Is Google+ really breaking the internet?

Google’s Direction With Plus Could Be Self Destructive.

This first appeared at Media Tapper but since the site is no longer live I include the whole post below:

google minus oneGoogle+ is growing both in users and visits but, as the new kid on the social block, is still seeking to establish itself and aims to do so by extending beyond the normal realm of the social network. But, is the move going too far and does Google indeed risk messing up the internet?

Jon Mitchell over at ReadWriteWeb stirred up a hornet's nest and potentially committed what amounts to Google+ suicide by speaking out against the direction the social rising star is taking. Chief among Jon's complaints is that:

as Google ships "the Google part" of its new Google+ identity, it's breaking the Web it once helped build.

Search or recommendation?

The +1 button and our Google+ shares and posts all seek to influence Google's main search results; what used to be purely based on page rank is now been replaced by recommendations from our social circles and, for some, this seems a retrograde step. When logged in with a Google account our search results will now all differ based on the activity of our online connections. Social search is the end of straight SEO as we all knew it but is it right?

Google+ is essentially creating social SEO - and I personally haven't got a problem with that - but it seems that, on occasion, the priorities are wrong. Jon describes an issue that I have also experienced, and I'm sure we are not alone, where searching for a specific item by name that you yourself have authored appears way down the list of results beneath re-shares, quotes and links. Common sense would dictate that when searching for a particular item using your own name, when logged in as yourself, then your own post would be the first result but Google appears to be incorporating influence and popularity whether we like it or not.

As search is all about rank then, again, common sense would suggest that items from the most influential people and those with most shares or +1s etc. will rise to the top so, on the face of it, social search is behaving as designed; the design, however, would seem flawed. In an ideal world an original item should always be returned before those that are derivative.


I have long been an advocate for social search but can see both sides in the argument for its use. Google has been doing a lot of work to ensure that results are fresh and you can see the logic behind wanting to ensure that the results are most relevant to you but is the social element having too much of an impact at the expense of "normal" results?

Should we have the option of choice? Do we want to see social results or unaffected results? If we choose social results how far do we want the social influence to affect them? Should we be forced to accept weighting based on the entire population of Google+ or only our closest "friends"?

Google+ is founded on the belief that we should interact and share online in a similar manner to real life using Circles to separate our contacts into related groups. When seeking advice offline we do not stand on a street corner and shout our question to all passers by - instead we choose targeted individuals, often family or friends. By Google's own argument we should be able to specify what circles we want to influence our results; if any.

Plus has its faults

I am by no means a Plus apologist and will call out the service when needed but I can see why Google are taking this approach; the bottom line is purely to extend Google's reach into our lives. You can't really blame them for this as they are up against the mighty Facebook for advertising dollars - everything is a means to an end.
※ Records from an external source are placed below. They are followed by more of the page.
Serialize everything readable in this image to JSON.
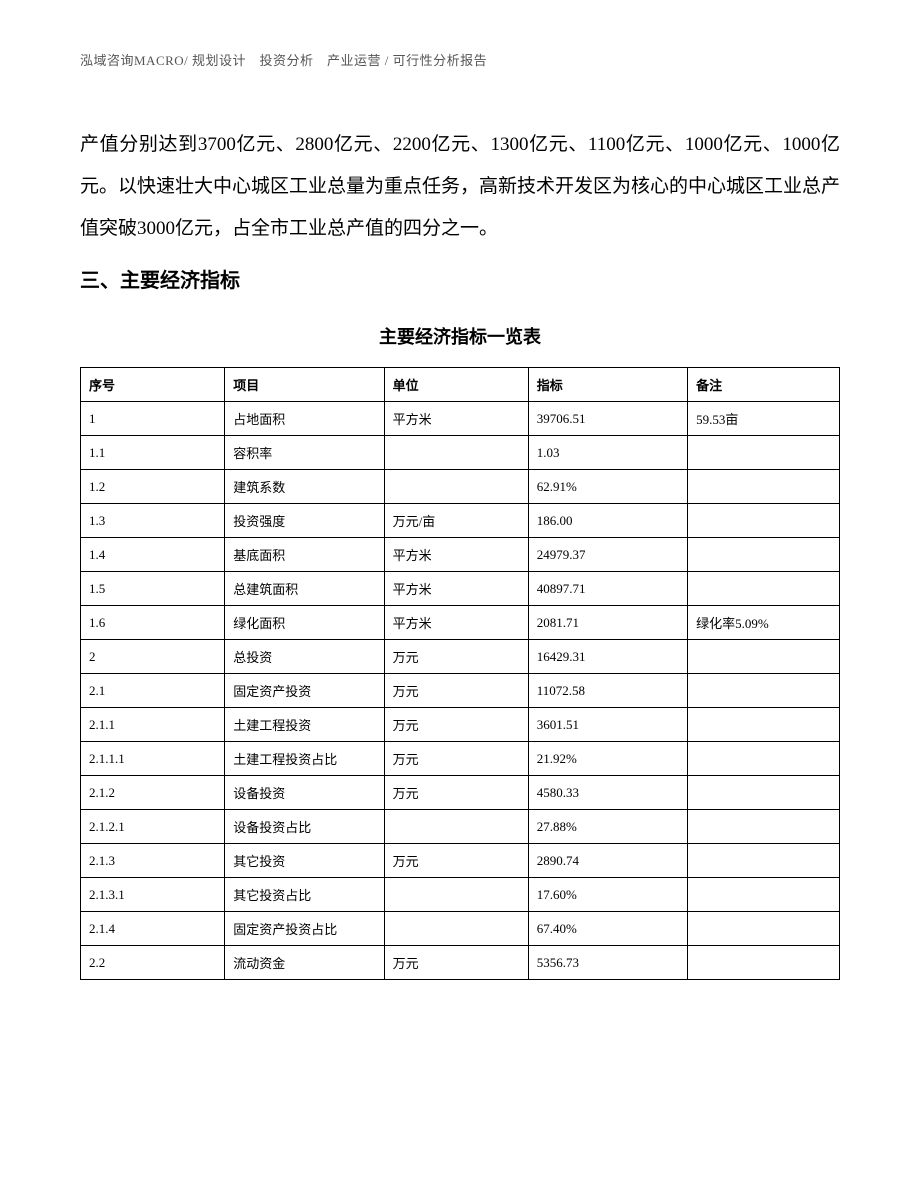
{
  "header": "泓域咨询MACRO/ 规划设计　投资分析　产业运营 / 可行性分析报告",
  "paragraph": "产值分别达到3700亿元、2800亿元、2200亿元、1300亿元、1100亿元、1000亿元、1000亿元。以快速壮大中心城区工业总量为重点任务，高新技术开发区为核心的中心城区工业总产值突破3000亿元，占全市工业总产值的四分之一。",
  "section_heading": "三、主要经济指标",
  "table_title": "主要经济指标一览表",
  "table": {
    "columns": [
      "序号",
      "项目",
      "单位",
      "指标",
      "备注"
    ],
    "rows": [
      [
        "1",
        "占地面积",
        "平方米",
        "39706.51",
        "59.53亩"
      ],
      [
        "1.1",
        "容积率",
        "",
        "1.03",
        ""
      ],
      [
        "1.2",
        "建筑系数",
        "",
        "62.91%",
        ""
      ],
      [
        "1.3",
        "投资强度",
        "万元/亩",
        "186.00",
        ""
      ],
      [
        "1.4",
        "基底面积",
        "平方米",
        "24979.37",
        ""
      ],
      [
        "1.5",
        "总建筑面积",
        "平方米",
        "40897.71",
        ""
      ],
      [
        "1.6",
        "绿化面积",
        "平方米",
        "2081.71",
        "绿化率5.09%"
      ],
      [
        "2",
        "总投资",
        "万元",
        "16429.31",
        ""
      ],
      [
        "2.1",
        "固定资产投资",
        "万元",
        "11072.58",
        ""
      ],
      [
        "2.1.1",
        "土建工程投资",
        "万元",
        "3601.51",
        ""
      ],
      [
        "2.1.1.1",
        "土建工程投资占比",
        "万元",
        "21.92%",
        ""
      ],
      [
        "2.1.2",
        "设备投资",
        "万元",
        "4580.33",
        ""
      ],
      [
        "2.1.2.1",
        "设备投资占比",
        "",
        "27.88%",
        ""
      ],
      [
        "2.1.3",
        "其它投资",
        "万元",
        "2890.74",
        ""
      ],
      [
        "2.1.3.1",
        "其它投资占比",
        "",
        "17.60%",
        ""
      ],
      [
        "2.1.4",
        "固定资产投资占比",
        "",
        "67.40%",
        ""
      ],
      [
        "2.2",
        "流动资金",
        "万元",
        "5356.73",
        ""
      ]
    ]
  }
}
My main concern is that as the social layer expands it will cause problems with other Google services due to the three modes of authentication employed by Google across its ecosystem (anonymous, pseudonymous and authenticated). Google have said that that they will support pseudonyms in future but it is going to be a long hard road to integrate "everything Google" under the Plus umbrella without putting at least some noses out of joint. The search giant cannot afford to alienate a large proportion of its users because of issues with identity.

Plus has the promise of being wide reaching and allowing us to be social even when not at the social network but the difficulties of creating the social layer may mean that we end up with an incomplete product and an interrupted dream.

Creating silos

Even before Plus the similarities between Google and Facebook were obvious: both offering a similar range of services but with the latter grouping them all within a single closed environment. Although the two companies are in the market for advertising dollars because they operated in different spheres they were not in direct competition - Plus changed that.

Integration of Plus into other services and by way of social search could be seen as creating an artificial silo, albeit more open than the competition but a silo nonetheless where our data is used to better target us as consumers regardless of where or how it is entered. The different social networks may suit individuals in different ways but, to an extent, they are competing for data to better understand their users - how they get that data is the new social battleground.

Early days

Sites like Plus suffer by experimenting in public; sometimes they get it right, other times not. It is still early days and we won't know the full effect until some flesh is added to the bones but Google must listen to its users and act where needed as the best feedback is often the most negative.

Living in the social web we forget that there is a whole web beyond the realms of Google, Facebook, Twitter and the blogosphere. Google may change the way social operates, alienate users and even potentially cause some to defect to other search engines but it will not “mess up the internet”. If anything, Google’s direction with Plus could be self destructive forcing us to change the way work and the tools we utilise; it will be inconvenient but we will be forced to adjust just as we did when we flocked to Google from Yahoo and Alta Vista.

A company can only target the users it has so Google will no doubt tweak its efforts to ensure it has as large a user base as possible.